Schon lange hat sich der djb[10] ebenso wie andere Verbände[11] für die Einführung richterlicher Accountsperren ausgesprochen. Hintergrund ist, dass die Möglichkeit der Nutzung von digitalen Diensten anonym oder unter Nutzung eines Pseudonyms ausdrücklich bestehen bleiben soll, also auf eine Klarnamenpflicht weiterhin verzichtet wird. Dies führt dazu, dass sich überaus häufig nicht herausfinden lässt (es sei denn, man führt das o.g. Auskunftsverfahren durch), wer sich hinter einem Account verbirgt, obwohl von diesem Account eine Rechtsverletzung ausgeübt wurde. Dies kann umso dramatischer sein, wenn es sich um einen Account handelt, von dem aus wiederholt (schwere) Rechtsverletzungen begangen werden.

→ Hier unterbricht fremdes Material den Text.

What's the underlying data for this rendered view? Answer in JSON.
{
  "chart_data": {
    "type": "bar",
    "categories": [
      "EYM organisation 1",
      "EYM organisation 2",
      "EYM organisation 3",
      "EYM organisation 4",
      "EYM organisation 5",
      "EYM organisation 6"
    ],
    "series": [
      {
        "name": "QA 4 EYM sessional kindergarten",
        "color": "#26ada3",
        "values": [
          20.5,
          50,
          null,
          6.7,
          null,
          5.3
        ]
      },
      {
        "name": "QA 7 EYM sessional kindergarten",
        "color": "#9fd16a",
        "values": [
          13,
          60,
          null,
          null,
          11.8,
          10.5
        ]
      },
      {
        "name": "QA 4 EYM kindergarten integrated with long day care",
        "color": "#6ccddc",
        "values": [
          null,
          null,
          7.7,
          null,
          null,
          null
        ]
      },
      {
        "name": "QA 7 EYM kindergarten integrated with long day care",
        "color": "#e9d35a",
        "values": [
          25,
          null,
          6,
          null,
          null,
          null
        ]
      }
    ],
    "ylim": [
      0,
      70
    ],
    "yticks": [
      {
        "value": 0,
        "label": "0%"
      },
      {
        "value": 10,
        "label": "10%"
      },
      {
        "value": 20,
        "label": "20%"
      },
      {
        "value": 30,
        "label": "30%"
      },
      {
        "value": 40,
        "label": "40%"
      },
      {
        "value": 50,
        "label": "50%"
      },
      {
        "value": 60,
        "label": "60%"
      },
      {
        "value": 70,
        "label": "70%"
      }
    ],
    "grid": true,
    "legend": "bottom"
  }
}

Den Betroffenen blieb bisher keine Möglichkeit, abgesehen von langwierigen und häufig genug ergebnislos eingestellten strafrechtlichen Ermittlungsverfahren, herauszufinden, wer verantwortlich für den Account ist, um gegen die Rechtsverletzer*innen (zivilrechtlich) vorzugehen. Die Einführung der geplanten richterlich angeordneten Accountsperre würde jedenfalls die wiederholten Rechtsverletzungen über einen Account abstellen. Nicht klar – und daher durch das BMJ klarzustellen – ist, ob der Anspruch auch dann bestehen soll, wenn bekannt ist, wer den Account betreibt, von dem „notorische Rechtsverletzungen“ ausgehen. Dies würde der djb begrüßen.

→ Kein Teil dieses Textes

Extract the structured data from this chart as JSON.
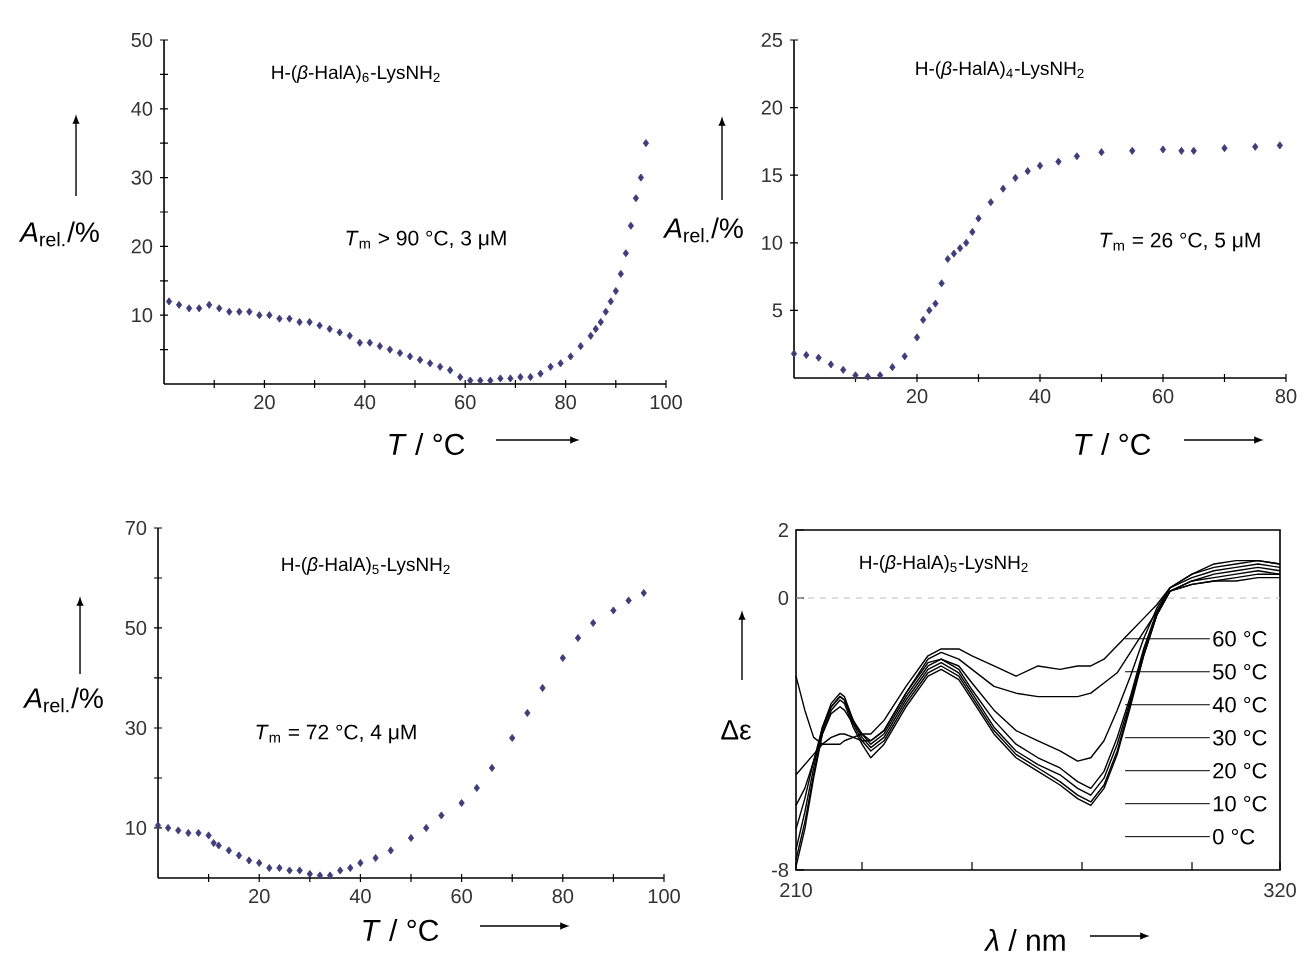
{
  "chart_data": [
    {
      "type": "scatter",
      "title": "H-(*β*-HalA)$_{6}$-LysNH$_{2}$",
      "xlabel": "*T* / °C",
      "ylabel": "*A*$_{rel.}$/%",
      "annotations": [
        "*T*$_{m}$ > 90 °C, 3 μM"
      ],
      "marker": "diamond",
      "xlim": [
        0,
        100
      ],
      "ylim": [
        0,
        50
      ],
      "xticks": [
        {
          "value": 10,
          "label": null
        },
        20,
        {
          "value": 30,
          "label": null
        },
        40,
        {
          "value": 50,
          "label": null
        },
        60,
        {
          "value": 70,
          "label": null
        },
        80,
        {
          "value": 90,
          "label": null
        },
        100
      ],
      "yticks": [
        {
          "value": 5,
          "label": null
        },
        10,
        {
          "value": 15,
          "label": null
        },
        20,
        {
          "value": 25,
          "label": null
        },
        30,
        {
          "value": 35,
          "label": null
        },
        40,
        {
          "value": 45,
          "label": null
        },
        50
      ],
      "series": [
        {
          "color": "#3d3d7a",
          "x": [
            1,
            3,
            5,
            7,
            9,
            11,
            13,
            15,
            17,
            19,
            21,
            23,
            25,
            27,
            29,
            31,
            33,
            35,
            37,
            39,
            41,
            43,
            45,
            47,
            49,
            51,
            53,
            55,
            57,
            59,
            61,
            63,
            65,
            67,
            69,
            71,
            73,
            75,
            77,
            79,
            81,
            83,
            85,
            86,
            87,
            88,
            89,
            90,
            91,
            92,
            93,
            94,
            95,
            96
          ],
          "values": [
            12,
            11.5,
            11,
            11,
            11.5,
            11,
            10.5,
            10.5,
            10.5,
            10,
            10,
            9.5,
            9.5,
            9,
            9,
            8.5,
            8,
            7.5,
            7,
            6,
            6,
            5.5,
            5,
            4.5,
            4,
            3.5,
            3,
            2.5,
            2,
            1,
            0.5,
            0.5,
            0.5,
            0.8,
            0.8,
            1,
            1,
            1.5,
            2.5,
            3,
            4,
            5.5,
            7,
            8,
            9,
            10.5,
            12,
            13.5,
            16,
            19,
            23,
            27,
            30,
            35
          ]
        }
      ]
    },
    {
      "type": "scatter",
      "title": "H-(*β*-HalA)$_{4}$-LysNH$_{2}$",
      "xlabel": "*T* / °C",
      "ylabel": "*A*$_{rel.}$/%",
      "annotations": [
        "*T*$_{m}$ = 26 °C, 5 μM"
      ],
      "marker": "diamond",
      "xlim": [
        0,
        80
      ],
      "ylim": [
        0,
        25
      ],
      "xticks": [
        {
          "value": 10,
          "label": null
        },
        20,
        {
          "value": 30,
          "label": null
        },
        40,
        {
          "value": 50,
          "label": null
        },
        60,
        {
          "value": 70,
          "label": null
        },
        80
      ],
      "yticks": [
        5,
        10,
        15,
        20,
        25
      ],
      "series": [
        {
          "color": "#3d3d7a",
          "x": [
            0,
            2,
            4,
            6,
            8,
            10,
            12,
            14,
            16,
            18,
            20,
            21,
            22,
            23,
            24,
            25,
            26,
            27,
            28,
            29,
            30,
            32,
            34,
            36,
            38,
            40,
            43,
            46,
            50,
            55,
            60,
            63,
            65,
            70,
            75,
            79
          ],
          "values": [
            1.8,
            1.7,
            1.5,
            1.0,
            0.6,
            0.2,
            0.1,
            0.2,
            0.8,
            1.6,
            3.0,
            4.3,
            5.0,
            5.5,
            7.0,
            8.8,
            9.2,
            9.6,
            10.0,
            10.8,
            11.8,
            13.0,
            14.0,
            14.8,
            15.3,
            15.7,
            16.0,
            16.4,
            16.7,
            16.8,
            16.9,
            16.8,
            16.8,
            17.0,
            17.1,
            17.2
          ]
        }
      ]
    },
    {
      "type": "scatter",
      "title": "H-(*β*-HalA)$_{5}$-LysNH$_{2}$",
      "xlabel": "*T* / °C",
      "ylabel": "*A*$_{rel.}$/%",
      "annotations": [
        "*T*$_{m}$ = 72 °C, 4 μM"
      ],
      "marker": "diamond",
      "xlim": [
        0,
        100
      ],
      "ylim": [
        0,
        70
      ],
      "xticks": [
        {
          "value": 10,
          "label": null
        },
        20,
        {
          "value": 30,
          "label": null
        },
        40,
        {
          "value": 50,
          "label": null
        },
        60,
        {
          "value": 70,
          "label": null
        },
        80,
        {
          "value": 90,
          "label": null
        },
        100
      ],
      "yticks": [
        10,
        {
          "value": 20,
          "label": null
        },
        30,
        {
          "value": 40,
          "label": null
        },
        50,
        {
          "value": 60,
          "label": null
        },
        70
      ],
      "series": [
        {
          "color": "#3d3d7a",
          "x": [
            0,
            2,
            4,
            6,
            8,
            10,
            11,
            12,
            14,
            16,
            18,
            20,
            22,
            24,
            26,
            28,
            30,
            32,
            34,
            36,
            38,
            40,
            43,
            46,
            50,
            53,
            56,
            60,
            63,
            66,
            70,
            73,
            76,
            80,
            83,
            86,
            90,
            93,
            96
          ],
          "values": [
            10.5,
            10,
            9.5,
            9,
            9,
            8.5,
            7,
            6.5,
            5.5,
            4.5,
            3.5,
            3,
            2,
            2,
            1.5,
            1.5,
            0.8,
            0.5,
            0.5,
            1.5,
            2,
            3,
            4,
            5.5,
            8,
            10,
            12.5,
            15,
            18,
            22,
            28,
            33,
            38,
            44,
            48,
            51,
            53.5,
            55.5,
            57
          ]
        }
      ]
    },
    {
      "type": "line",
      "title": "H-(*β*-HalA)$_{5}$-LysNH$_{2}$",
      "xlabel": "*λ* / nm",
      "ylabel": "Δε",
      "legend": "right",
      "xlim": [
        210,
        320
      ],
      "ylim": [
        -8,
        2
      ],
      "xticks": [
        210,
        {
          "value": 225,
          "label": null
        },
        {
          "value": 250,
          "label": null
        },
        {
          "value": 275,
          "label": null
        },
        {
          "value": 300,
          "label": null
        },
        320
      ],
      "yticks": [
        -8,
        0,
        2
      ],
      "ref_lines": [
        {
          "axis": "y",
          "value": 0,
          "color": "#bbbbbb",
          "line_style": "dashed"
        }
      ],
      "x": [
        210,
        212,
        214,
        216,
        218,
        220,
        221,
        223,
        225,
        227,
        230,
        235,
        240,
        243,
        247,
        250,
        255,
        260,
        265,
        270,
        274,
        277,
        280,
        283,
        286,
        289,
        292,
        295,
        300,
        305,
        310,
        315,
        320
      ],
      "series": [
        {
          "name": "60 °C",
          "color": "#000000",
          "values": [
            -2.3,
            -3.3,
            -4.1,
            -4.3,
            -4.3,
            -4.3,
            -4.2,
            -4.1,
            -4.0,
            -4.0,
            -3.6,
            -2.6,
            -1.7,
            -1.5,
            -1.5,
            -1.7,
            -2.0,
            -2.3,
            -2.0,
            -2.1,
            -2.0,
            -2.0,
            -1.8,
            -1.4,
            -1.0,
            -0.6,
            -0.2,
            0.3,
            0.7,
            1.0,
            1.1,
            1.1,
            1.0
          ]
        },
        {
          "name": "50 °C",
          "color": "#000000",
          "values": [
            -5.2,
            -4.9,
            -4.6,
            -4.3,
            -4.1,
            -4.0,
            -4.0,
            -4.1,
            -4.2,
            -4.2,
            -3.9,
            -2.8,
            -1.8,
            -1.6,
            -1.8,
            -2.1,
            -2.6,
            -2.8,
            -2.9,
            -2.9,
            -2.9,
            -2.8,
            -2.5,
            -2.2,
            -1.6,
            -1.0,
            -0.4,
            0.3,
            0.7,
            0.9,
            1.0,
            1.1,
            1.0
          ]
        },
        {
          "name": "40 °C",
          "color": "#000000",
          "values": [
            -6.1,
            -5.6,
            -4.8,
            -4.0,
            -3.4,
            -3.2,
            -3.3,
            -3.7,
            -4.0,
            -4.2,
            -3.9,
            -2.8,
            -1.9,
            -1.8,
            -2.0,
            -2.5,
            -3.3,
            -3.9,
            -4.2,
            -4.5,
            -4.8,
            -4.7,
            -4.2,
            -3.3,
            -2.3,
            -1.2,
            -0.3,
            0.3,
            0.6,
            0.8,
            0.9,
            1.0,
            0.9
          ]
        },
        {
          "name": "30 °C",
          "color": "#000000",
          "values": [
            -6.8,
            -5.9,
            -4.8,
            -3.8,
            -3.2,
            -2.9,
            -3.0,
            -3.6,
            -4.0,
            -4.3,
            -4.0,
            -2.9,
            -2.0,
            -1.8,
            -2.1,
            -2.7,
            -3.6,
            -4.3,
            -4.7,
            -5.0,
            -5.4,
            -5.6,
            -5.1,
            -4.1,
            -2.9,
            -1.5,
            -0.4,
            0.2,
            0.5,
            0.7,
            0.8,
            0.9,
            0.8
          ]
        },
        {
          "name": "20 °C",
          "color": "#000000",
          "values": [
            -7.4,
            -6.3,
            -5.0,
            -3.8,
            -3.1,
            -2.8,
            -2.9,
            -3.6,
            -4.1,
            -4.4,
            -4.1,
            -3.0,
            -2.1,
            -1.9,
            -2.2,
            -2.8,
            -3.8,
            -4.5,
            -4.9,
            -5.2,
            -5.6,
            -5.8,
            -5.3,
            -4.3,
            -3.0,
            -1.6,
            -0.5,
            0.2,
            0.5,
            0.6,
            0.7,
            0.8,
            0.7
          ]
        },
        {
          "name": "10 °C",
          "color": "#000000",
          "values": [
            -7.7,
            -6.6,
            -5.2,
            -3.9,
            -3.2,
            -2.9,
            -3.0,
            -3.7,
            -4.2,
            -4.5,
            -4.2,
            -3.1,
            -2.2,
            -2.0,
            -2.3,
            -2.9,
            -3.9,
            -4.6,
            -5.0,
            -5.4,
            -5.8,
            -6.0,
            -5.5,
            -4.5,
            -3.1,
            -1.7,
            -0.5,
            0.2,
            0.4,
            0.5,
            0.6,
            0.7,
            0.7
          ]
        },
        {
          "name": "0 °C",
          "color": "#000000",
          "values": [
            -7.9,
            -6.8,
            -5.3,
            -4.0,
            -3.3,
            -3.0,
            -3.1,
            -3.8,
            -4.3,
            -4.7,
            -4.3,
            -3.2,
            -2.3,
            -2.1,
            -2.4,
            -3.0,
            -4.0,
            -4.7,
            -5.1,
            -5.5,
            -5.9,
            -6.1,
            -5.6,
            -4.6,
            -3.2,
            -1.7,
            -0.5,
            0.2,
            0.4,
            0.5,
            0.5,
            0.6,
            0.6
          ]
        }
      ]
    }
  ]
}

Im öffentlichen Diskurs über die Effektivität von Accountsperren wird oft eingewandt, dass die Einrichtung neuer Accounts durch Personen, deren bisheriger Account oder bisherige Accounts zeitweilig gesperrt werden, innerhalb weniger Minuten möglich sei. Sogenannte Internet-Trolle, die ohnehin über mehrere Accounts/Konten verfügen, würden sich mit vorübergehenden Accountsperren wohl kaum eindämmen lassen. Auch ist zu lesen, dass diejenigen Täter*innen digitaler Gewalt, die nicht selbst über eine hohe Reichweite verfügten, sondern ihre Hassbotschaften und sonstigen rechtsverletzenden Inhalte in Kommentare anderer Seiten, Accounts und Profile mit hoher Reichweite schreiben, von (zeitweiligen) Accountsperren kaum beeinträchtigt würden. Dagegen schränkten (auch nur vorübergehende) Accountsperren die Meinungsäußerungsfreiheit erheblich ein.

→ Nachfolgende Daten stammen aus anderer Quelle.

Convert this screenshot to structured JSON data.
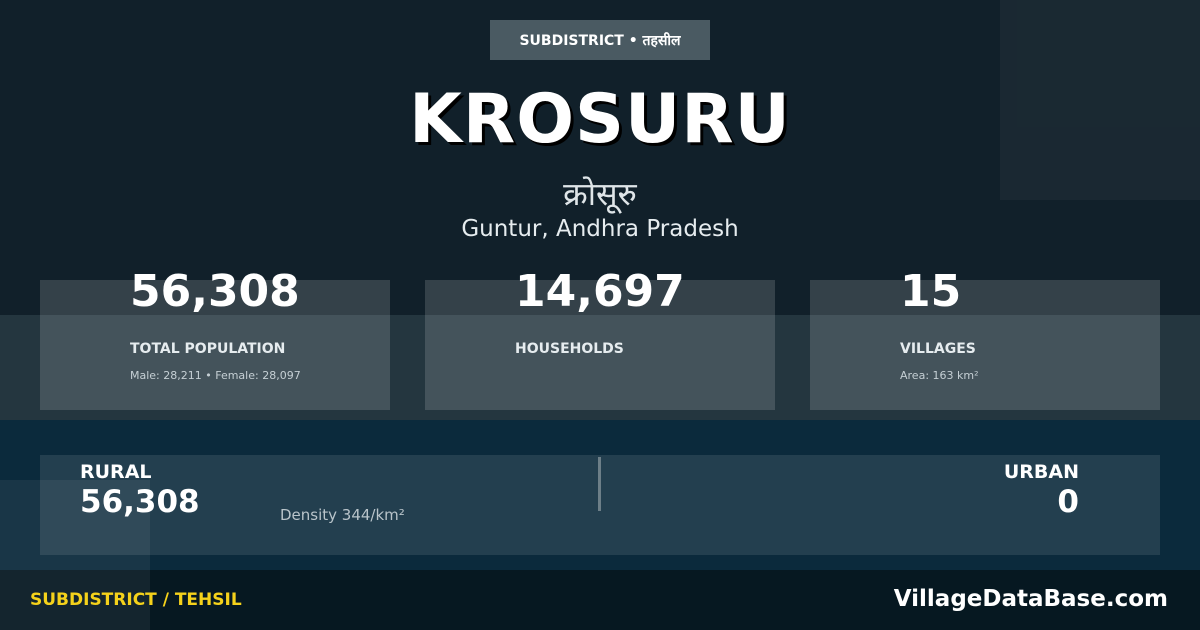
{
  "badge": "SUBDISTRICT • तहसील",
  "title": "KROSURU",
  "title_hindi": "क्रोसूरु",
  "location": "Guntur, Andhra Pradesh",
  "stats": [
    {
      "value": "56,308",
      "label": "TOTAL POPULATION",
      "sub": "Male: 28,211 • Female: 28,097"
    },
    {
      "value": "14,697",
      "label": "HOUSEHOLDS",
      "sub": ""
    },
    {
      "value": "15",
      "label": "VILLAGES",
      "sub": "Area: 163 km²"
    }
  ],
  "rural": {
    "label": "RURAL",
    "value": "56,308"
  },
  "urban": {
    "label": "URBAN",
    "value": "0"
  },
  "density": "Density 344/km²",
  "footer": {
    "left": "SUBDISTRICT / TEHSIL",
    "right": "VillageDataBase.com"
  },
  "colors": {
    "accent": "#f5d21b",
    "background": "#11202a"
  }
}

Aus Sicht des djb berücksichtigt diese Kritik zu wenig, dass es eine Vielzahl von Accounts, Seiten oder Gruppen „notorischer Rechtsverletzer*innen“ gibt, die gerade durch und aufgrund ihrer verbreiteten rechtsverletzenden Inhalte bei einer entsprechenden Community eine hohe Reichweite, also eine große Anzahl von „Follower*innen“ bzw. „Freund*innen“ haben. Es gibt zahlreiche Accounts, die nichts anderes tun, als beispielsweise Politiker*innen Falschzitate zu unterstellen oder beleidigende Fotos und/oder Äußerungen zu posten, um so ihre Follower*innen/Freund*innen dazu zu bringen, dort entsprechende Hasskommentare zu hinterlassen. Nicht selten finden sich unter solchen Posts von Falschzitaten oder „Memes“ hunderte schwer rechtsverletzender Kommentare. Solche anonym bleibenden Accounts könnten durch (zeitweilige) Accountsperren durchaus erheblich in ihrer Wirkung beschränkt und die Betroffenen umfassend geschützt werden. Zwar gilt auch hier das Argument, dass ein solcher Account sich jederzeit neu gründen kann. Allerdings müssten die Täter*innen erst einmal wieder – immer noch anonym – eine vergleichbar große Anzahl von Followern/Freund*innen generieren, also ihre (erschreckend hohe) Reichweite neu aufbauen. Dies kann dazu führen, dass „notorische Rechtsverletzer*innen“ durch eine (zeitweilige) Sperre ihres Accounts von ihren Umtrieben für eine gewisse Zeit, oder auch dauerhaft, abgebracht werden.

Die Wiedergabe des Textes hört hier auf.